Field Mandatory Description
left Yes An object with two fields. The first is one of fromCollection, fromStream or fromTopic, which are defined in streams. The second is the on field, which is a MongoDB query expression.
right Yes An object with two fields. The first is one of fromCollection, fromStream or fromTopic, which are defined in streams. The second is the on field, which is a MongoDB query expression.
name Yes The name of the output stream. Other streams can connect to it with that name.
toCollection No The name of the MongoDB collection to which the messages are sent.
toString No A boolean field that, when the toTopic field is present, will cause the JSON messages to be written as strings.
toTopic No The name of the Kafka topic to which this stream will be connected as a producer.
type Yes The value is always join.
window No The time window in milliseconds.

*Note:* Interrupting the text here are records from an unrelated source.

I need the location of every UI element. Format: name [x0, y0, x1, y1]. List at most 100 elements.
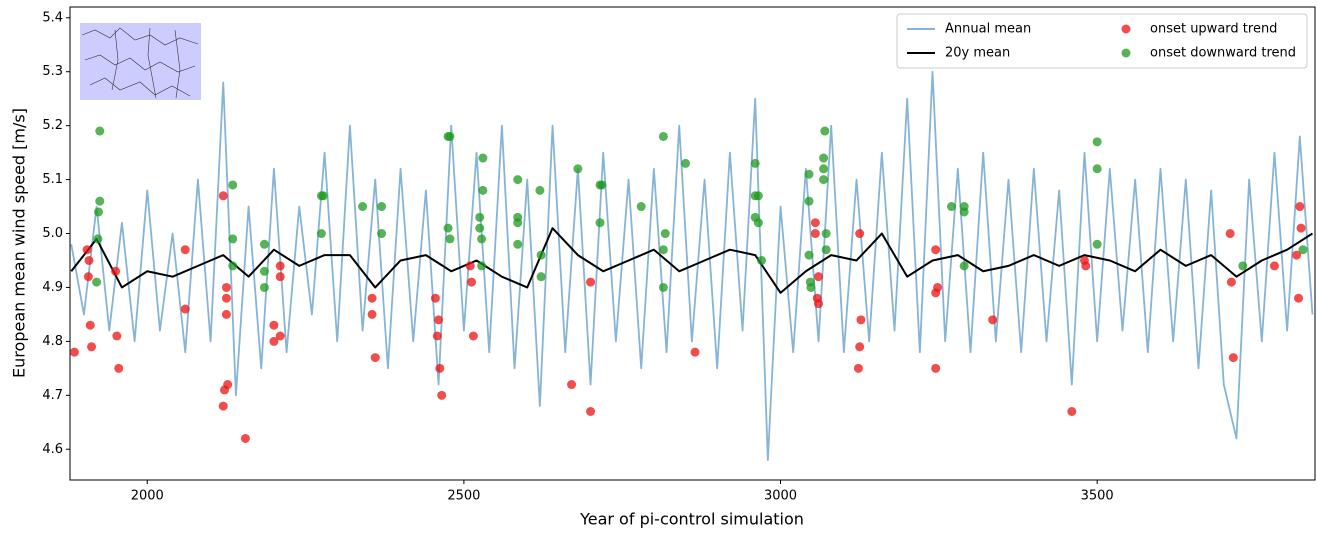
scatter-point	[586, 407, 596, 417]
scatter-point	[437, 390, 447, 400]
scatter-point	[1269, 261, 1279, 271]
scatter-point	[753, 218, 763, 228]
scatter-point	[855, 229, 865, 239]
scatter-point	[95, 126, 105, 136]
scatter-point	[806, 282, 816, 292]
scatter-point	[465, 261, 475, 271]
legend-marker	[1121, 24, 1131, 34]
y-tick-label: 5.0	[42, 226, 63, 241]
y-tick-label: 4.7	[42, 388, 63, 403]
scatter-point	[221, 309, 231, 319]
x-axis-label: Year of pi-control simulation	[579, 510, 804, 529]
scatter-point	[475, 212, 485, 222]
scatter-point	[1292, 250, 1302, 260]
scatter-point	[275, 261, 285, 271]
scatter-point	[259, 239, 269, 249]
scatter-point	[636, 202, 646, 212]
scatter-point	[318, 191, 328, 201]
scatter-point	[757, 255, 767, 265]
y-tick-label: 5.1	[42, 172, 63, 187]
scatter-point	[434, 315, 444, 325]
scatter-point	[478, 153, 488, 163]
scatter-point	[477, 261, 487, 271]
scatter-point	[70, 347, 79, 357]
scatter-point	[1295, 202, 1305, 212]
scatter-point	[432, 331, 442, 341]
scatter-point	[478, 185, 488, 195]
scatter-point	[658, 282, 668, 292]
map-borders	[81, 27, 199, 99]
scatter-point	[84, 255, 94, 265]
scatter-point	[513, 239, 523, 249]
line-series	[70, 70, 1314, 461]
inset-map	[80, 23, 201, 100]
scatter-point	[228, 180, 238, 190]
scatter-point	[595, 218, 605, 228]
scatter-point	[804, 169, 814, 179]
legend-marker	[1121, 48, 1131, 58]
scatter-point	[513, 175, 523, 185]
scatter-point	[87, 342, 97, 352]
x-tick-label: 3000	[764, 489, 797, 504]
scatter-point	[567, 380, 577, 390]
scatter-point	[430, 293, 440, 303]
scatter-point	[180, 304, 190, 314]
scatter-point	[853, 363, 863, 373]
scatter-point	[1228, 353, 1238, 363]
map-area	[80, 23, 201, 100]
y-tick-label: 4.6	[42, 442, 63, 457]
scatter-point	[82, 245, 92, 255]
scatter-point	[275, 331, 285, 341]
scatter-point	[218, 401, 228, 411]
scatter-point	[959, 207, 969, 217]
scatter-point	[316, 229, 326, 239]
scatter-point	[1298, 245, 1308, 255]
legend-label: onset upward trend	[1150, 22, 1277, 37]
scatter-point	[228, 234, 238, 244]
scatter-point	[269, 320, 279, 330]
scatter-point	[1092, 239, 1102, 249]
scatter-point	[855, 342, 865, 352]
scatter-point	[112, 331, 122, 341]
legend-label: Annual mean	[945, 22, 1031, 37]
scatter-point	[240, 433, 250, 443]
scatter-point	[377, 202, 387, 212]
scatter-point	[586, 277, 596, 287]
scatter-point	[536, 250, 546, 260]
scatter-point	[814, 272, 824, 282]
scatter-point	[259, 266, 269, 276]
scatter-point	[959, 261, 969, 271]
scatter-point	[477, 234, 487, 244]
plot-area	[70, 70, 1314, 461]
scatter-point	[820, 126, 830, 136]
scatter-point	[218, 191, 228, 201]
scatter-point	[690, 347, 700, 357]
scatter-point	[804, 250, 814, 260]
plot-frame	[69, 6, 1316, 481]
scatter-point	[947, 202, 957, 212]
scatter-point	[358, 202, 368, 212]
scatter-point	[1294, 293, 1304, 303]
scatter-point	[819, 153, 829, 163]
scatter-point	[367, 309, 377, 319]
scatter-point	[468, 331, 478, 341]
scatter-point	[814, 299, 824, 309]
line-series	[70, 227, 1314, 294]
scatter-point	[1238, 261, 1248, 271]
y-axis-label: European mean wind speed [m/s]	[10, 108, 29, 378]
scatter-point	[513, 218, 523, 228]
scatter-point	[223, 380, 233, 390]
scatter-point	[180, 245, 190, 255]
y-tick-label: 5.3	[42, 64, 63, 79]
x-tick-label: 3500	[1081, 489, 1114, 504]
scatter-point	[856, 315, 866, 325]
scatter-point	[228, 261, 238, 271]
scatter-point	[370, 353, 380, 363]
scatter-point	[114, 363, 124, 373]
y-tick-label: 4.9	[42, 280, 63, 295]
scatter-point	[597, 180, 607, 190]
scatter-point	[1081, 261, 1091, 271]
scatter-point	[658, 245, 668, 255]
scatter-point	[377, 229, 387, 239]
scatter-point	[535, 185, 545, 195]
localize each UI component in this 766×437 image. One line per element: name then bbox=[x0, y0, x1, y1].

The default is an infinite window.

The produced messages will have the fields left and right, with the respective messages from the incoming streams.

Two MongoDB collections will be generated. The name is structured as <app>-<part>-join-<side>[-<env>]. The original messages are saved in the collections. The additional field _join_timestamp is added for the join window. Create indexes on _join_timestamp and based on the fields left.on and right.on respectively. If you use MongoDB Atlas, then you use the field _join_timestamp to do automatic archiving. The value of the field is epoch millis. You can also add a TTL index based on that field to get rid of old documents automatically.

The following example joins the command and event streams from the above-mentioned aggregate over a time window of 5 seconds, using the correlation ID. It writes the results to the topic string-test serialised as strings.

---
application: "my-app"
version: "1.0"
parts:
  - type: "join"
    name: "joined"
    toTopic: "string-test"
    toString: true
    window: 5000
    left:
      fromStream: "plusminus-counter-command"
      on: "$_corr"
    right:
      fromStream: "plusminus-counter-event"
      on: "$_corr"